8月30日(水)

 とある書店さんを訪問するとちょうど平台を耕しているところだった。8月も終わりになってドカドカ新刊が出ているのだ。

「もうちょっとズラしてくれるといいんですけどね。宮部みゆきに乃南アサに新堂冬樹と森博嗣は2点だし、米澤穂信は大注目! でも平台は限られているから、どうしても扱いが小さくなっちゃう。お客さんのお財布だってひとつだし。どれを大きく展開するかほんと悩みますよ。これから秋にかけてはもっと点数が増えるから、新人作家とかは違う時期にした方がいいですね」

 うーん、結局、損をするのは出版社なのだから、この辺やっぱりしっかり考え直した方がいいのでは。

 そんな話を終えてお店を後にしようとしたら、別の店員さんが追いかけてくるではないか。僕、万引きしてないっすよ。

「す、すぎえさん! 佐藤多佳子の新刊『一瞬の風になれ』(講談社)が無茶苦茶良いんですよぉ!!」

 おいおい、人を追いかけてまで伝えたい面白本ってすごくないかい? しかもその『一瞬の風になれ』は、前日に訪問した有楽町のS書店Nさんも大絶賛していたのだ。

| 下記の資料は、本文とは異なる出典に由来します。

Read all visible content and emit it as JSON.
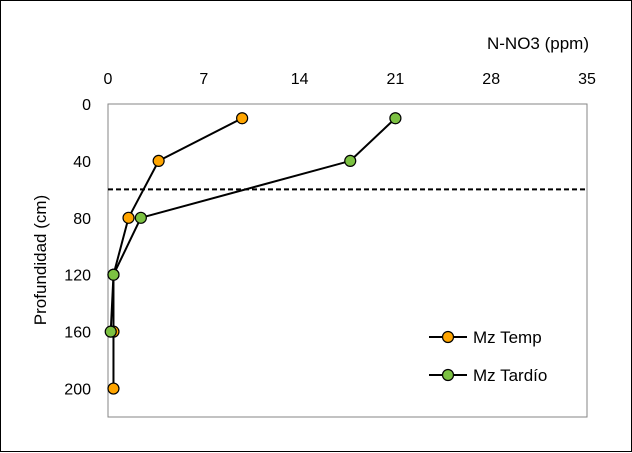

 くう、読みたい、でも読めない。だってこれ8月から3ヵ月かけて1巻づつ発売される全3巻ものなのだ。そんなもん1巻だけ先に読んで続きは1ヵ月後よ、なんてまるで『バッテリー』の6巻を待ったときのようなことは、もうこの短気なレッズバカにできるわけがない。

 とにかく全3巻出たらお店に買いに来ますからと約束し、10月のその日を待つ。あー、読みたいよー。